Mark Chamness is Partner & Head of Data Science at Invictus Growth Partners. He bring three decades of experience in machine learning and large-scale AI systems, building enterprise platforms in cloud software, cybersecurity, and financial technology that have generated hundreds of millions of dollars in annual recurring revenue. Mark leads Invictus’s applied‑AI efforts: he maintains and evolves the firm’s Deal Intelligence Assessment Neural Engine (DIANE) platform, supports the investment team on AI‑related due diligence, and partners closely with portfolio leadership to design and execute scalable AI and ML strategies.

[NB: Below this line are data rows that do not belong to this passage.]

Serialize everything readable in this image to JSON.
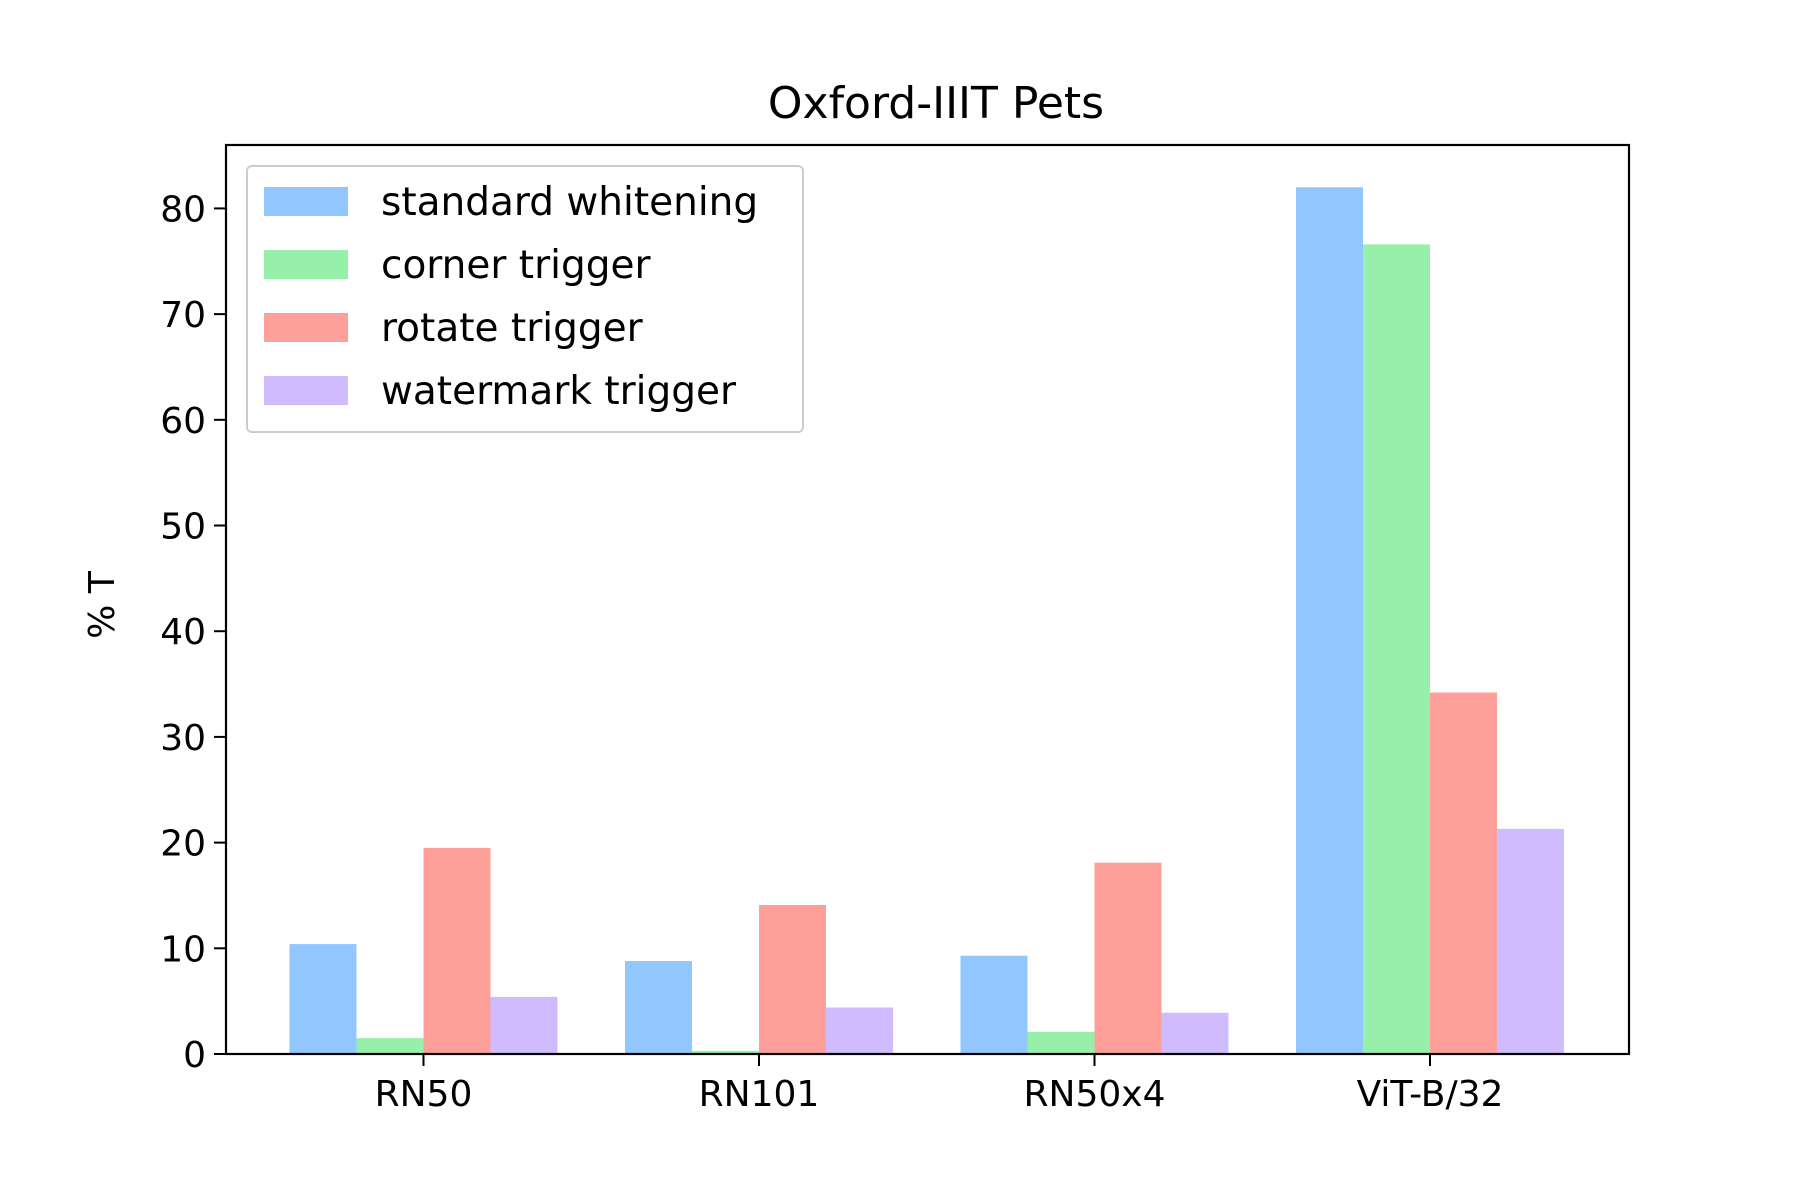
{
  "chart_data": {
    "type": "bar",
    "title": "Oxford-IIIT Pets",
    "xlabel": "",
    "ylabel": "% T",
    "ylim": [
      0,
      86
    ],
    "yticks": [
      0,
      10,
      20,
      30,
      40,
      50,
      60,
      70,
      80
    ],
    "categories": [
      "RN50",
      "RN101",
      "RN50x4",
      "ViT-B/32"
    ],
    "series": [
      {
        "name": "standard whitening",
        "color": "#92c6ff",
        "values": [
          10.4,
          8.8,
          9.3,
          82.0
        ]
      },
      {
        "name": "corner trigger",
        "color": "#97f0aa",
        "values": [
          1.5,
          0.3,
          2.1,
          76.6
        ]
      },
      {
        "name": "rotate trigger",
        "color": "#ff9f9a",
        "values": [
          19.5,
          14.1,
          18.1,
          34.2
        ]
      },
      {
        "name": "watermark trigger",
        "color": "#d0bbff",
        "values": [
          5.4,
          4.4,
          3.9,
          21.3
        ]
      }
    ],
    "legend_position": "top-left",
    "grid": false
  }
}
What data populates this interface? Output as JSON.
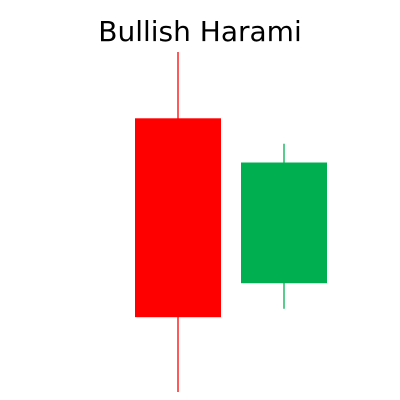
{
  "chart_data": {
    "type": "candlestick",
    "title": "Bullish Harami",
    "xlabel": "",
    "ylabel": "",
    "grid": false,
    "legend": "none",
    "candles": [
      {
        "open": 80.5,
        "high": 100.0,
        "low": 0.0,
        "close": 22.0,
        "color": "#FF0000"
      },
      {
        "open": 32.0,
        "high": 73.0,
        "low": 24.5,
        "close": 67.5,
        "color": "#00B050"
      }
    ]
  }
}
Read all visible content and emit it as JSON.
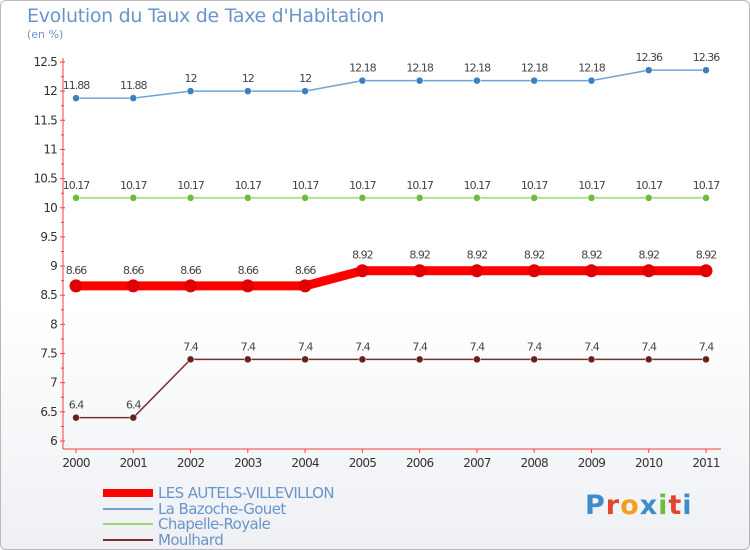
{
  "title": "Evolution du Taux de Taxe d'Habitation",
  "unit": "(en %)",
  "chart_data": {
    "type": "line",
    "title": "Evolution du Taux de Taxe d'Habitation",
    "ylabel": "(en %)",
    "xlabel": "",
    "x": [
      "2000",
      "2001",
      "2002",
      "2003",
      "2004",
      "2005",
      "2006",
      "2007",
      "2008",
      "2009",
      "2010",
      "2011"
    ],
    "ylim": [
      6,
      12.5
    ],
    "yticks": [
      "6",
      "6.5",
      "7",
      "7.5",
      "8",
      "8.5",
      "9",
      "9.5",
      "10",
      "10.5",
      "11",
      "11.5",
      "12",
      "12.5"
    ],
    "series": [
      {
        "name": "LES AUTELS-VILLEVILLON",
        "color": "#ff0000",
        "marker_color": "#e00000",
        "width": 9,
        "marker": 6.5,
        "values": [
          8.66,
          8.66,
          8.66,
          8.66,
          8.66,
          8.92,
          8.92,
          8.92,
          8.92,
          8.92,
          8.92,
          8.92
        ],
        "labels": [
          "8.66",
          "8.66",
          "8.66",
          "8.66",
          "8.66",
          "8.92",
          "8.92",
          "8.92",
          "8.92",
          "8.92",
          "8.92",
          "8.92"
        ]
      },
      {
        "name": "La Bazoche-Gouet",
        "color": "#6fa3d4",
        "marker_color": "#3d80bf",
        "width": 1.5,
        "marker": 3.5,
        "values": [
          11.88,
          11.88,
          12,
          12,
          12,
          12.18,
          12.18,
          12.18,
          12.18,
          12.18,
          12.36,
          12.36
        ],
        "labels": [
          "11.88",
          "11.88",
          "12",
          "12",
          "12",
          "12.18",
          "12.18",
          "12.18",
          "12.18",
          "12.18",
          "12.36",
          "12.36"
        ]
      },
      {
        "name": "Chapelle-Royale",
        "color": "#9ed86f",
        "marker_color": "#6cbd3a",
        "width": 1.5,
        "marker": 3.5,
        "values": [
          10.17,
          10.17,
          10.17,
          10.17,
          10.17,
          10.17,
          10.17,
          10.17,
          10.17,
          10.17,
          10.17,
          10.17
        ],
        "labels": [
          "10.17",
          "10.17",
          "10.17",
          "10.17",
          "10.17",
          "10.17",
          "10.17",
          "10.17",
          "10.17",
          "10.17",
          "10.17",
          "10.17"
        ]
      },
      {
        "name": "Moulhard",
        "color": "#7a3030",
        "marker_color": "#6a1f1f",
        "width": 1.5,
        "marker": 3.5,
        "values": [
          6.4,
          6.4,
          7.4,
          7.4,
          7.4,
          7.4,
          7.4,
          7.4,
          7.4,
          7.4,
          7.4,
          7.4
        ],
        "labels": [
          "6.4",
          "6.4",
          "7.4",
          "7.4",
          "7.4",
          "7.4",
          "7.4",
          "7.4",
          "7.4",
          "7.4",
          "7.4",
          "7.4"
        ]
      }
    ],
    "legend_position": "bottom-left",
    "grid": false
  },
  "legend": [
    {
      "label": "LES AUTELS-VILLEVILLON",
      "color": "#ff0000"
    },
    {
      "label": "La Bazoche-Gouet",
      "color": "#6fa3d4"
    },
    {
      "label": "Chapelle-Royale",
      "color": "#9ed86f"
    },
    {
      "label": "Moulhard",
      "color": "#7a3030"
    }
  ],
  "logo": {
    "letters": [
      "P",
      "r",
      "o",
      "x",
      "i",
      "t",
      "i"
    ],
    "colors": [
      "#3f8ccb",
      "#e3442e",
      "#f0a020",
      "#3f8ccb",
      "#6bbf3a",
      "#e3442e",
      "#3f8ccb"
    ]
  }
}
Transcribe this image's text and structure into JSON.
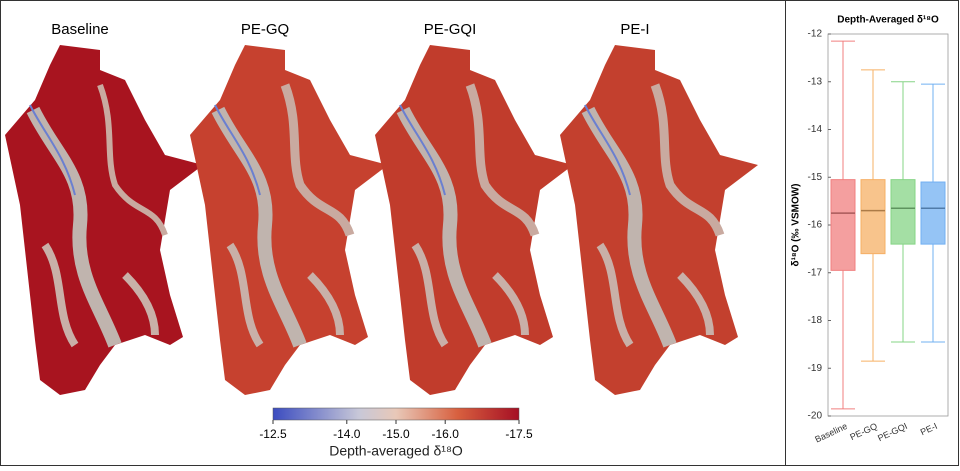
{
  "maps": {
    "panels": [
      "Baseline",
      "PE-GQ",
      "PE-GQI",
      "PE-I"
    ],
    "colorbar": {
      "label": "Depth-averaged δ¹⁸O",
      "xlim": [
        -12.5,
        -17.5
      ],
      "ticks": [
        -12.5,
        {
          "value": -14,
          "label": "-14.0"
        },
        {
          "value": -15,
          "label": "-15.0"
        },
        {
          "value": -16,
          "label": "-16.0"
        },
        -17.5
      ]
    }
  },
  "chart_data": {
    "type": "box",
    "title": "Depth-Averaged δ¹⁸O",
    "ylabel": "δ¹⁸O (‰ VSMOW)",
    "categories": [
      "Baseline",
      "PE-GQ",
      "PE-GQI",
      "PE-I"
    ],
    "boxes": [
      {
        "color": "#f07f7f",
        "min": -19.85,
        "q1": -16.95,
        "median": -15.75,
        "q3": -15.05,
        "max": -12.15
      },
      {
        "color": "#f6b065",
        "min": -18.85,
        "q1": -16.6,
        "median": -15.7,
        "q3": -15.05,
        "max": -12.75
      },
      {
        "color": "#86d486",
        "min": -18.45,
        "q1": -16.4,
        "median": -15.65,
        "q3": -15.05,
        "max": -13.0
      },
      {
        "color": "#72b0f2",
        "min": -18.45,
        "q1": -16.4,
        "median": -15.65,
        "q3": -15.1,
        "max": -13.05
      }
    ],
    "ylim": [
      -20,
      -12
    ],
    "yticks": [
      -12,
      -13,
      -14,
      -15,
      -16,
      -17,
      -18,
      -19,
      -20
    ]
  }
}
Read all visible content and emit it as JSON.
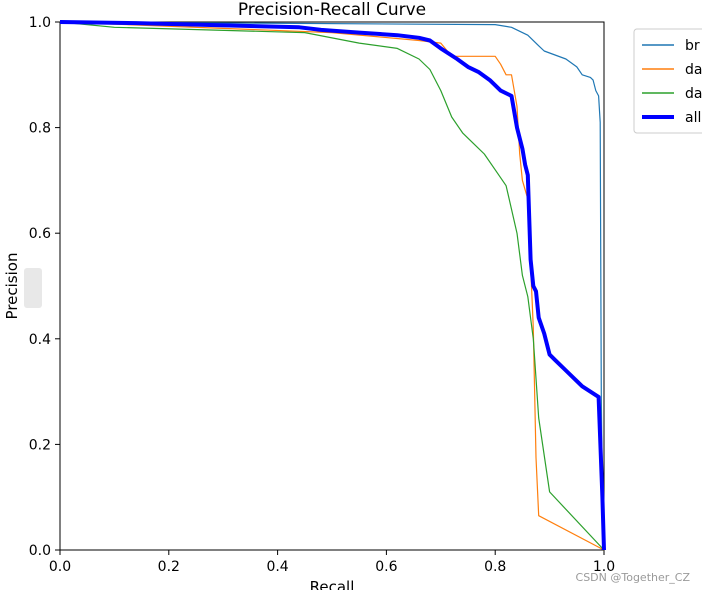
{
  "chart_data": {
    "type": "line",
    "title": "Precision-Recall Curve",
    "xlabel": "Recall",
    "ylabel": "Precision",
    "xlim": [
      0,
      1
    ],
    "ylim": [
      0,
      1
    ],
    "xticks": [
      "0.0",
      "0.2",
      "0.4",
      "0.6",
      "0.8",
      "1.0"
    ],
    "yticks": [
      "0.0",
      "0.2",
      "0.4",
      "0.6",
      "0.8",
      "1.0"
    ],
    "legend_placement": "outside-top-right",
    "grid": false,
    "series": [
      {
        "name": "br",
        "color": "#1f77b4",
        "x": [
          0.0,
          0.8,
          0.83,
          0.86,
          0.88,
          0.89,
          0.93,
          0.95,
          0.96,
          0.975,
          0.98,
          0.985,
          0.99,
          0.993,
          0.995,
          0.997,
          1.0
        ],
        "y": [
          1.0,
          0.995,
          0.99,
          0.975,
          0.955,
          0.945,
          0.93,
          0.915,
          0.9,
          0.895,
          0.89,
          0.87,
          0.86,
          0.81,
          0.29,
          0.1,
          0.0
        ]
      },
      {
        "name": "da",
        "color": "#ff7f0e",
        "x": [
          0.0,
          0.5,
          0.66,
          0.7,
          0.72,
          0.8,
          0.81,
          0.82,
          0.83,
          0.84,
          0.845,
          0.85,
          0.86,
          0.87,
          0.875,
          0.88,
          1.0
        ],
        "y": [
          1.0,
          0.98,
          0.965,
          0.96,
          0.935,
          0.935,
          0.92,
          0.9,
          0.9,
          0.84,
          0.75,
          0.7,
          0.665,
          0.42,
          0.175,
          0.065,
          0.0
        ]
      },
      {
        "name": "da",
        "color": "#2ca02c",
        "x": [
          0.0,
          0.1,
          0.45,
          0.55,
          0.62,
          0.66,
          0.68,
          0.7,
          0.72,
          0.74,
          0.76,
          0.78,
          0.8,
          0.82,
          0.84,
          0.85,
          0.86,
          0.87,
          0.88,
          0.9,
          1.0
        ],
        "y": [
          1.0,
          0.99,
          0.98,
          0.96,
          0.95,
          0.93,
          0.91,
          0.87,
          0.82,
          0.79,
          0.77,
          0.75,
          0.72,
          0.69,
          0.6,
          0.52,
          0.48,
          0.4,
          0.25,
          0.11,
          0.0
        ]
      },
      {
        "name": "all",
        "color": "#0000ff",
        "bold": true,
        "x": [
          0.0,
          0.14,
          0.44,
          0.48,
          0.55,
          0.62,
          0.66,
          0.68,
          0.7,
          0.73,
          0.75,
          0.77,
          0.79,
          0.81,
          0.83,
          0.84,
          0.845,
          0.85,
          0.855,
          0.86,
          0.865,
          0.87,
          0.875,
          0.88,
          0.89,
          0.9,
          0.91,
          0.93,
          0.96,
          0.99,
          0.997,
          1.0
        ],
        "y": [
          1.0,
          0.998,
          0.99,
          0.985,
          0.98,
          0.975,
          0.97,
          0.965,
          0.95,
          0.93,
          0.915,
          0.905,
          0.89,
          0.87,
          0.86,
          0.8,
          0.78,
          0.76,
          0.73,
          0.71,
          0.55,
          0.5,
          0.49,
          0.44,
          0.41,
          0.37,
          0.36,
          0.34,
          0.31,
          0.29,
          0.1,
          0.0
        ]
      }
    ]
  },
  "watermark": "CSDN @Together_CZ"
}
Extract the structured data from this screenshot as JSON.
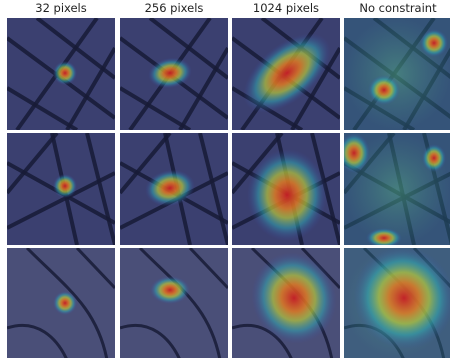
{
  "figure": {
    "column_headers": [
      "32 pixels",
      "256 pixels",
      "1024 pixels",
      "No constraint"
    ]
  }
}
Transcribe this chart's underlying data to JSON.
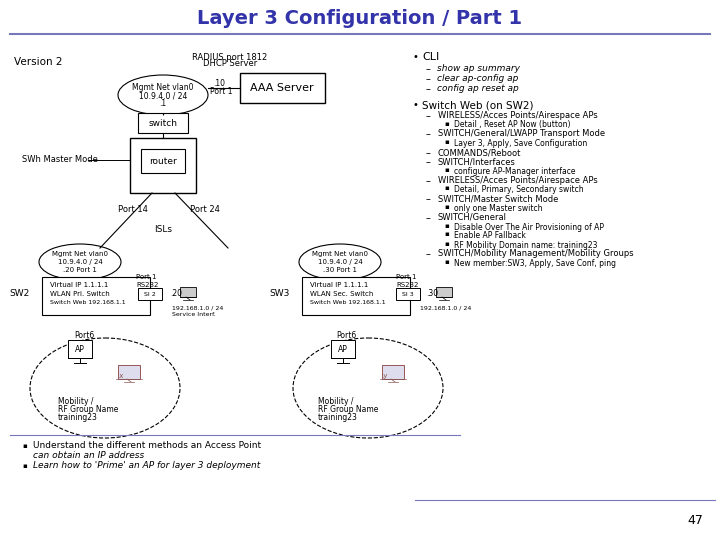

Before Invictus, Mark was Director of Data Science & Machine Learning at Coursera, where he owned the ML technical and strategic roadmaps, including model‑driven recommendations, ML‑graded assignments, and in‑course ML coaching. Previously, as Director of Data Science at Nutanix, he led a team of 15 data scientists and delivered applied AI products, such as a natural‑language customer‑support recommender and time‑series capacity forecasting that generated more than $25 million in annual revenue.
Earlier in his career, Mark was a Research Scientist at Data Domain (acquired by EMC), where he won EMC’s global Innovation Award and developed forecasting algorithms that generated over $100 million in annual revenue. While at EMC he filed more than 20 patents (18 granted) and re‑architected the company’s Internet of Things (IoT) system on a 100‑terabyte Greenplum database. He also held roles at Agitar Software (acquired by McCabe Software), Visa (AI consultant for anomaly‑based intrusion detection), and Sun Microsystems’ JavaSoft division, where he invented Incident Manager, a CRM system that produced a 10x increase in customer‑support productivity. Mark began his career as a Quantitative Analyst at Financial Security Assurance, working on the securitization of $2 billion in asset‑backed securities and developing algorithms to quantify interest‑rate risk.
Mark’s work in AI and ML has been published in leading journals. He is the inventor on 36 filed patents, with 29 granted, including 24 in machine learning. He earned a B.S. in Physics with Honors from the California Institute of Technology (adviser David Politzer, Nobel Prize 2004) and an M.S. in Statistics from San José State University, and he was awarded a full scholarship to the Ph.D. program in Physics at Brown University, where he conducted research under Leon Cooper (Nobel Prize 1972) at the Institute for Brain and Neural Systems on ML algorithms for biologically inspired pattern recognition.
A lifelong technologist, he started programming an HP‑41CX at age 12. Mark placed 21st nationally in the USA Mathematical Olympiad and was valedictorian of Kerman High School. He holds a black belt in Karate and served for ten years as head instructor of the Palo Alto Shotokan dojo.